Pihak kepolisian telah menerima laporan Rita, tetapi hingga saat ini putri semata wayangnya itu belum ditemukan. Ia belum tahu motif apa di balik penculikan anaknya tersebut.

Terlebih lagi, Rita mengaku tidak punya persoalan pribadi maupun dengan pihak lain di luar.

Ayah Evelyn muncul

Tetapi, seusai permasalahan tersebut ramai di media massa, seorang pria mengaku ayah Evelyn, yakni Budiman Tiandy, membantah terjadinya penculikan tersebut.

Budiman menyebutkan, yang mengangkat Evelyn pada tanggal 17 Mei 2016 saat bersama mantan istrinya, Rita Tjoa (37) di halaman parkir suatu  minimarket di Cikupa, Tangerang, tidak lain merupakan dirinya sendiri.

“Pas kejadian, saya yang ambil anak saya langsung. Rita ketemu dengan saya di lokasi,” kata Budiman, Jumat malam.

Budiman menyebutkan, dialah yang menggendong Evelyn pada saat itu. Tetapi, ia berbicara dirinya bukan menculik Evelyn.

Sebaliknya, menurut dia, justru Rita yang telah menyembunyikan Evelyn darinya. Setahun lalu, lanjut Budiman, Rita justru yang mengangkat Evelyn dari sekolah.

Putrinya itu kemudian dipindahkan ke sekolah lainnya oleh Rita jadi Budiman tidak bisa berjumpa lagi dengan anaknya. Ia berbicara telah setahun tidak bisa berjumpa Evelyn.

Padahal, Budiman mengaku telah memenangi hak asuh Evelyn di pengadilan.

“Anak ini telah dipindah tiga kali sekolah sama ibunya. Tujuan disembunyikan, kenapa mendadak dipindah diam-diam,” ujarnya.

Baru pada  17 Mei itu, ia berjumpa anaknya di tempat belanja yang dilaporkan jadi tempat penculikan Evelyn. Budiman yang saat itu bersama sopirnya lalu mengangkat Evelyn.

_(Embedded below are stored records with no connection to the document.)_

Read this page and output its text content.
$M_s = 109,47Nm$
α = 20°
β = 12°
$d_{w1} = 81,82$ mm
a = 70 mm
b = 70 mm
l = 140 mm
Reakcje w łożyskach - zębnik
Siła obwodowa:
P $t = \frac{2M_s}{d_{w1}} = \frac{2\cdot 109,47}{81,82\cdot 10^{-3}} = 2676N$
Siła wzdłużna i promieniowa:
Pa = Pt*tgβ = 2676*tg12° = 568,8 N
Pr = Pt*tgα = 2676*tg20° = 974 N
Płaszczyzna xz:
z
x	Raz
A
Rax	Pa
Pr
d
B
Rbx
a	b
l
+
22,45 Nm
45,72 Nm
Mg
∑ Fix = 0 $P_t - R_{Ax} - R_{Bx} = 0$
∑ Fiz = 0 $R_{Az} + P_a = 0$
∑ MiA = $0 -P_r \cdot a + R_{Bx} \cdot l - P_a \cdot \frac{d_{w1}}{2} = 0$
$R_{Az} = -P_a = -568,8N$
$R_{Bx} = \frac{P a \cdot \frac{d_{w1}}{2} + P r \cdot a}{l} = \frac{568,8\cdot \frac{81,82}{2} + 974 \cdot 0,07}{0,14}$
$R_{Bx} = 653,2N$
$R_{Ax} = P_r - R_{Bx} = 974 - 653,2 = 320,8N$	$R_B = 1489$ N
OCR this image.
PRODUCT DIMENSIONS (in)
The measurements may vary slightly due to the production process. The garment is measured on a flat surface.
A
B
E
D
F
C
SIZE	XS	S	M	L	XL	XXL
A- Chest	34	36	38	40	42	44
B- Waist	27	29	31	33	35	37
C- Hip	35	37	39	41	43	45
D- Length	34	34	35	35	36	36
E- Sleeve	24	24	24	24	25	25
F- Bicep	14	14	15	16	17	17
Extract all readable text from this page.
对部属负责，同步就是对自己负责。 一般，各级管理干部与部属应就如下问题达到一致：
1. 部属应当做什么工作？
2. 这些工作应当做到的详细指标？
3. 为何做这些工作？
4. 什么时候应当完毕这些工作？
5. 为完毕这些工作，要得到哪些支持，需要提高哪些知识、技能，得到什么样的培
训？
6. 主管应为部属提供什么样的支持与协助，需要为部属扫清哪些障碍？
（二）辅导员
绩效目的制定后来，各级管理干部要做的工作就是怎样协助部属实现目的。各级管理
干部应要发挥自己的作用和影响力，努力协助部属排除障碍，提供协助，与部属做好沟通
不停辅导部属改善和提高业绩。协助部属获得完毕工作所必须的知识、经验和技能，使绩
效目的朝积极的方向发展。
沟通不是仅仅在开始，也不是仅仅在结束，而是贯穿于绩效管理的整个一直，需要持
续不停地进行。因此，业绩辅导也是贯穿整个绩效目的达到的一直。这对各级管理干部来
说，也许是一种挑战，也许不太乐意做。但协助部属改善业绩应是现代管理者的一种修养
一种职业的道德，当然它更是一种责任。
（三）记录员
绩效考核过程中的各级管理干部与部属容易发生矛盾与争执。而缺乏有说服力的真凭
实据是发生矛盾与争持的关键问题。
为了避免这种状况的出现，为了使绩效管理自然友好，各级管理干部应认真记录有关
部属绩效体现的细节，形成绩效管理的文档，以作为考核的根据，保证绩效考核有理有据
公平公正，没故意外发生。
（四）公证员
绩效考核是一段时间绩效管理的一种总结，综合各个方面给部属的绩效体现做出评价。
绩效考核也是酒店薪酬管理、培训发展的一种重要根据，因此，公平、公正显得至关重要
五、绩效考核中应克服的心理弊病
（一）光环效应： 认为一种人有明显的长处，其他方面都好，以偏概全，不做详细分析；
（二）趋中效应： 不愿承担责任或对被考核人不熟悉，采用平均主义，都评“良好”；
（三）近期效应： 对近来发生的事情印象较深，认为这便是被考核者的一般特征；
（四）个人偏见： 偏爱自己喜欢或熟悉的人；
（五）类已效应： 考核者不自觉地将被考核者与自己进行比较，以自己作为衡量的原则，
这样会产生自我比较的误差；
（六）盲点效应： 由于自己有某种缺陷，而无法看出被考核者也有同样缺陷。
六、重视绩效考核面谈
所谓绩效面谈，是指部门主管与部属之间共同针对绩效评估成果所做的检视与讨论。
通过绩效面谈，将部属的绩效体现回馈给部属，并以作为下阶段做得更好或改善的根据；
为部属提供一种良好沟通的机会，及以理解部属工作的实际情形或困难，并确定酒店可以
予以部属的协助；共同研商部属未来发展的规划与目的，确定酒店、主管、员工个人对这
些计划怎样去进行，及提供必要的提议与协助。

“Jelas-jelas saya jemput anak saya yang dihilangkan, kenapa menjadi penculikan?” ujarnya.

Oleh sebabnya, Budiman mempertanyakan soal tudingan pihak Rita yang menyebutkan adanya empat orang tidak dikenal yang menculik Evelyn.

Rita sendiri menurut dirinya mengakui dalam kabar agenda pemeriksaan (BAP) polisi bahwa yang mengangkat Evelyn merupakan dirinya.

“Itu nomor LP Rita. Isinya bukan diculik sama empat orang enggak dikenal, tetapi (melapor) diculik oleh saya. Dirinya laporin saya, ayah kandung pemegang hak asuh dengan cara resmi sebab culik anak saya sendiri,” ucap Budiman.

Bukan penculikan

Polresta Tangerang, yang menangani permasalahan tersebut, memastikan permasalahan Evelyn bukan murni penculikan.

Kepala Satuan Reserse Kriminal Polresta Tangerang Komisaris Gunarko berkata, persoalan yang terjadi ialah persoalan keluarga terkait persoalan hak asuh anak.

“Bukan penculikan murni, itu persoalan keluarga,” kata Gunarko.

Penyelidikan polisi pun menemukan hasil bahwa yang mengambil Evelyn merupakan ayah kandungnya sendiri. Disebutkan bahwa orangtua Evelyn telah bercerai.

“Yang ambil bapaknya, telah berbagai kali diambil, jadi terbukti telah cerai serta hak asuhnya jatuh ke ibunya,” ucap Gunarko.

Polisi berencana mempertemukan kedua orangtua korban untuk meperbuat mediasi. “Nanti kalau telah ketemu bapaknya kami mediasi,” ucap Gunarko.

Adapun soal permasalahan ini pihaknya belum menentukan siapa yang bersalah.

“Terlalu dini untuk itu, kami tetap perbuat pemeriksaan, tergolong saksi-saksi. Permasalahannya sedang ditangani PPA (Perlindungan Perempuan serta Anak) Polres,” ucap Gunarko.

Be the first to comment

Leave a Reply

Your email address will not be published.